ESC2 does exactly what I want – it reads the source code of a program and points out every place that a null variable could exist. It will also test the JML pre and post conditions to see if it can prove the theorum is always true. If you call methods from a class library or JAR file, you can provide a specification file which will provide ESC2 with assurances that the external methods to the class cannot return null.

Here’s an example:

public void foo() {


getString().trim();


}

will be flagged by ESC2 automatically

Warning: Possible null dereference (Null)
   getString().trim();


    ^

unless you specify

/ ensures \result != null; /
  public String getString() { ... }

to the source code or the specification file.

The downside is that you have to add these annotations everywhere, or add null checks which make the annotations unnecessary. I think it’s safer to write the null checks anyway, because JML annotations will only work in situations where someone is using the JML toolkit. That puts more weight on the organization to use the toolkit in their build process, and if they don’t… well, your code will still die with NPE when someone else’s code passes a null parameter into your method, and the fact that it’s got some javadoc saying you shouldn’t do that is going to be no consolation when they call you at 2 in the morning.

JML opens up methods of programming that weren’t there before. With JML, I can write the assertions first, generate the unit tests from JML, and prove the assertions correct with ESC2. Without starting the program. Not only that, anyone else who interacts with my code can test their code against mine without even reading the javadoc and know that it’s covered against basic errors.

And I can tag methods I know to be buggy so that the bugs will be caught by JML. For example:

public void foo() {
  StringTokenizer st = new StringTokenizer(null);
}

This code won’t trigger any ESC2 warnings, but StringTokenizer has a bug which will cause NPE here. But I can tag StringTokenizer with JML to prevent this bug from ever being reached.

Because ESC2 has a common base in JML, it can be used with other programs that produce JML. Daikon is a tool which will look at a dynamically running program and try to find invariants and preconditions for a set of classes.

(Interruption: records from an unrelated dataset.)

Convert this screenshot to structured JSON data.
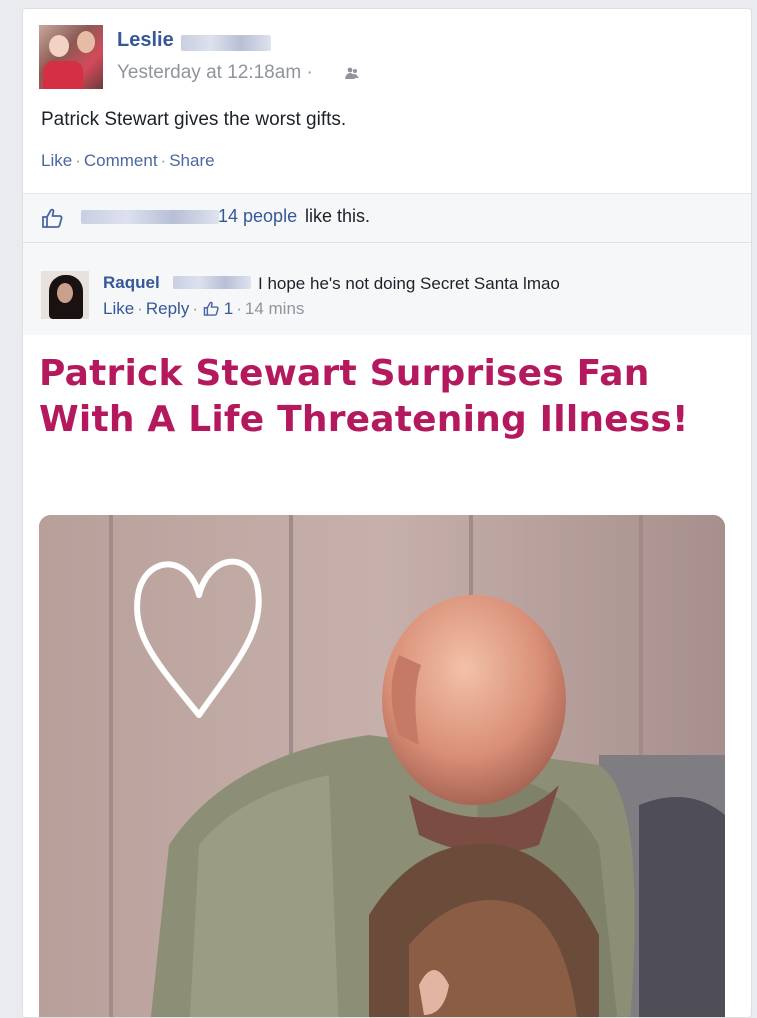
{
  "post": {
    "author": "Leslie",
    "timestamp": "Yesterday at 12:18am",
    "separator": "·",
    "text": "Patrick Stewart gives the worst gifts.",
    "actions": {
      "like": "Like",
      "comment": "Comment",
      "share": "Share"
    }
  },
  "likes": {
    "count_link": "14 people",
    "suffix": "like this."
  },
  "comment": {
    "author": "Raquel",
    "text": "I hope he's not doing Secret Santa lmao",
    "like": "Like",
    "reply": "Reply",
    "like_count": "1",
    "time": "14 mins"
  },
  "article": {
    "headline": "Patrick Stewart Surprises Fan With A Life Threatening Illness!"
  },
  "colors": {
    "link": "#365899",
    "headline": "#b5195d",
    "muted": "#90949c"
  },
  "icons": [
    "friends-icon",
    "thumbs-up-icon",
    "heart-doodle"
  ]
}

It will output those constraints as JML, and ESC2 can then be used to check them. Here’s the paper on the result. (Note that he’s using ESC, not ESC2, so some of the limitations may no longer apply.)

There’s even an empirical evaluation of Daikon, ESC and Houdini (an annotation assistant that’s not publically available, so don’t bother trying to find it) which determines how useful these tools are in practice – the upshot seems to be that it works, but that it helps to have an annotation assistant and a fast computer when checking code. You may want to read Hacknot’s post on how studies can be skewed to the expected result before taking this too seriously.

Now for the bad news. ESC2 is still very clearly academic software, and is still in Alpha [edit: although, given the amount of JML in it, it’s probably higher quality than most other alpha software]. The [edit: installation] documentation in the binary release is unclear. There’s no Ant task. The ESC2 command line options have very little explanation. There’s a bug in resolving String invariants. Also, ESC2 doesn’t actually solve theorums itself – it generates theorem statements and passes them to another program called Simplify.

Simplify is actually written in Modula-3, is distributed as a binary executable, and is currently unmaintained. When I ran ESC2 on an ATG Dynamo project, ESC2 managed to crash Simplify twice by feeding it some hugely complex theorums.

That being said, this is one seriously kick ass tool just for the NPE detection alone. With some extra integration and some more build support, ESC2 could bring coding standards to a whole new level.